A questão a ser analisada nesses casos, até para a eventual impetração de um pedido nesse sentido, é se o fechamento do estabelecimento comercial decorrente de caso fortuito e força maior por determinado período, bem como, se o exercício das atividades de forma restrita, que é regulada pelo Município, seria razão proeminente para a suspensão da exigibilidade dos aluguéis e encargos da locação de um estabelecimento comercial.
Insta salientar, que está em tramitação no Senado Federal o Projeto de Lei n. 1179/2020 que trata do regime jurídico emergencial e transitório das relações jurídicas de direito privado no período da pandemia, o qual, encontra-se na Câmara dos Deputados tramitando em regime de urgência.
O referido diploma legal reza que não serão concedidas liminares para a desocupação de imóveis urbanos em ações de despejo propostas a partir de 20.03.2020, e que a suspensão total ou parcial de aluguéis vencidos a partir de 20.03.2020 somente será aplicado aos locatários residenciais.

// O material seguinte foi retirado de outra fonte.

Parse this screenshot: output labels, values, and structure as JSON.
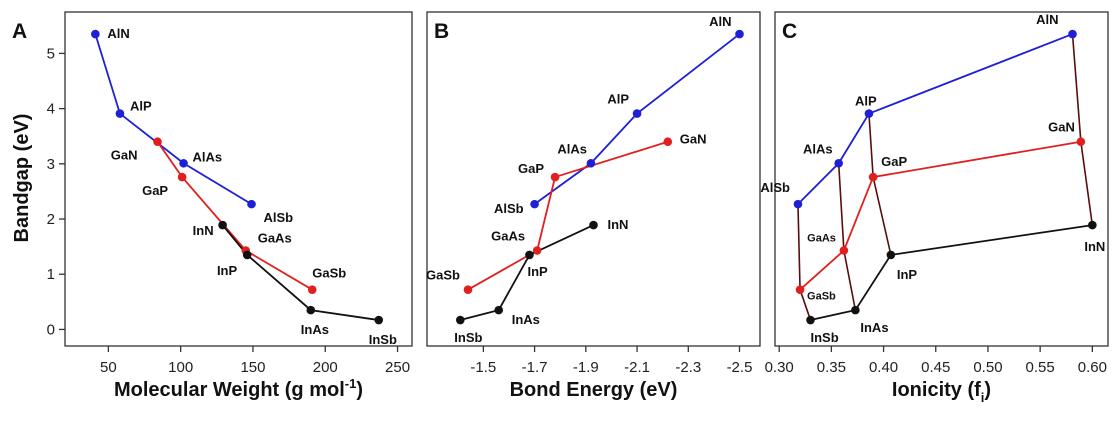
{
  "figure": {
    "ylabel": "Bandgap (eV)"
  },
  "chart_data": [
    {
      "panel": "A",
      "type": "line",
      "xlabel": "Molecular Weight (g mol",
      "xlabel_sup": "-1",
      "xlabel_tail": ")",
      "ylabel": "Bandgap (eV)",
      "xlim": [
        20,
        260
      ],
      "ylim": [
        -0.3,
        5.75
      ],
      "xticks": [
        50,
        100,
        150,
        200,
        250
      ],
      "yticks": [
        0,
        1,
        2,
        3,
        4,
        5
      ],
      "series": [
        {
          "color": "#1f1fd6",
          "points": [
            {
              "label": "AlN",
              "x": 41,
              "y": 5.35
            },
            {
              "label": "AlP",
              "x": 58,
              "y": 3.91
            },
            {
              "label": "AlAs",
              "x": 102,
              "y": 3.01
            },
            {
              "label": "AlSb",
              "x": 149,
              "y": 2.27
            }
          ]
        },
        {
          "color": "#e0201e",
          "points": [
            {
              "label": "GaN",
              "x": 84,
              "y": 3.4
            },
            {
              "label": "GaP",
              "x": 101,
              "y": 2.76
            },
            {
              "label": "GaAs",
              "x": 145,
              "y": 1.43
            },
            {
              "label": "GaSb",
              "x": 191,
              "y": 0.72
            }
          ]
        },
        {
          "color": "#111111",
          "points": [
            {
              "label": "InN",
              "x": 129,
              "y": 1.89
            },
            {
              "label": "InP",
              "x": 146,
              "y": 1.35
            },
            {
              "label": "InAs",
              "x": 190,
              "y": 0.35
            },
            {
              "label": "InSb",
              "x": 237,
              "y": 0.17
            }
          ]
        }
      ]
    },
    {
      "panel": "B",
      "type": "line",
      "xlabel": "Bond Energy (eV)",
      "xlim": [
        -1.28,
        -2.58
      ],
      "ylim": [
        -0.3,
        5.75
      ],
      "xticks": [
        -1.5,
        -1.7,
        -1.9,
        -2.1,
        -2.3,
        -2.5
      ],
      "xtick_labels": [
        "-1.5",
        "-1.7",
        "-1.9",
        "-2.1",
        "-2.3",
        "-2.5"
      ],
      "series": [
        {
          "color": "#1f1fd6",
          "points": [
            {
              "label": "AlN",
              "x": -2.5,
              "y": 5.35
            },
            {
              "label": "AlP",
              "x": -2.1,
              "y": 3.91
            },
            {
              "label": "AlAs",
              "x": -1.92,
              "y": 3.01
            },
            {
              "label": "AlSb",
              "x": -1.7,
              "y": 2.27
            }
          ]
        },
        {
          "color": "#e0201e",
          "points": [
            {
              "label": "GaN",
              "x": -2.22,
              "y": 3.4
            },
            {
              "label": "GaP",
              "x": -1.78,
              "y": 2.76
            },
            {
              "label": "GaAs",
              "x": -1.71,
              "y": 1.43
            },
            {
              "label": "GaSb",
              "x": -1.44,
              "y": 0.72
            }
          ]
        },
        {
          "color": "#111111",
          "points": [
            {
              "label": "InN",
              "x": -1.93,
              "y": 1.89
            },
            {
              "label": "InP",
              "x": -1.68,
              "y": 1.35
            },
            {
              "label": "InAs",
              "x": -1.56,
              "y": 0.35
            },
            {
              "label": "InSb",
              "x": -1.41,
              "y": 0.17
            }
          ]
        }
      ]
    },
    {
      "panel": "C",
      "type": "line",
      "xlabel": "Ionicity (f",
      "xlabel_sub": "i",
      "xlabel_tail": ")",
      "xlim": [
        0.296,
        0.615
      ],
      "ylim": [
        -0.3,
        5.75
      ],
      "xticks": [
        0.3,
        0.35,
        0.4,
        0.45,
        0.5,
        0.55,
        0.6
      ],
      "xtick_labels": [
        "0.30",
        "0.35",
        "0.40",
        "0.45",
        "0.50",
        "0.55",
        "0.60"
      ],
      "series": [
        {
          "color": "#1f1fd6",
          "points": [
            {
              "label": "AlSb",
              "x": 0.318,
              "y": 2.27
            },
            {
              "label": "AlAs",
              "x": 0.357,
              "y": 3.01
            },
            {
              "label": "AlP",
              "x": 0.386,
              "y": 3.91
            },
            {
              "label": "AlN",
              "x": 0.581,
              "y": 5.35
            }
          ]
        },
        {
          "color": "#e0201e",
          "points": [
            {
              "label": "GaSb",
              "x": 0.32,
              "y": 0.72
            },
            {
              "label": "GaAs",
              "x": 0.362,
              "y": 1.43
            },
            {
              "label": "GaP",
              "x": 0.39,
              "y": 2.76
            },
            {
              "label": "GaN",
              "x": 0.589,
              "y": 3.4
            }
          ]
        },
        {
          "color": "#111111",
          "points": [
            {
              "label": "InSb",
              "x": 0.33,
              "y": 0.17
            },
            {
              "label": "InAs",
              "x": 0.373,
              "y": 0.35
            },
            {
              "label": "InP",
              "x": 0.407,
              "y": 1.35
            },
            {
              "label": "InN",
              "x": 0.6,
              "y": 1.89
            }
          ]
        }
      ],
      "connectors": {
        "color": "#5a0d0d",
        "groups": [
          [
            "AlSb",
            "GaSb",
            "InSb"
          ],
          [
            "AlAs",
            "GaAs",
            "InAs"
          ],
          [
            "AlP",
            "GaP",
            "InP"
          ],
          [
            "AlN",
            "GaN",
            "InN"
          ]
        ]
      }
    }
  ]
}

Nesse contexto, a Lei de Locações não estabeleceu a possibilidade de suspensão da exigibilidade dos aluguéis e encargos de locações não comerciais em caso de força maior, por exemplo.
O que seria importante verificar ainda nesses pedidos de suspensão de exigibilidade de aluguéis, é se há possibilidade de verificar a existência de despesas permanentes, futuras e de alto valor, por exemplo, e se a parte que está requerendo essa suspensão poderia, sem prejuízo de suas atividades, ter ser se programado com antecedência e reservado parte da sua receita bruta para o pagamento antecipado da locação.
Podemos concluir que, no Brasil, pelo menos nesse momento, cada caso será analisado pelo Poder Judiciário conforme as suas peculiaridades, portanto os pedidos deverão ser bem fundamentados e documentados, caso as partes envolvidas não tenham conseguido um acordo amigável.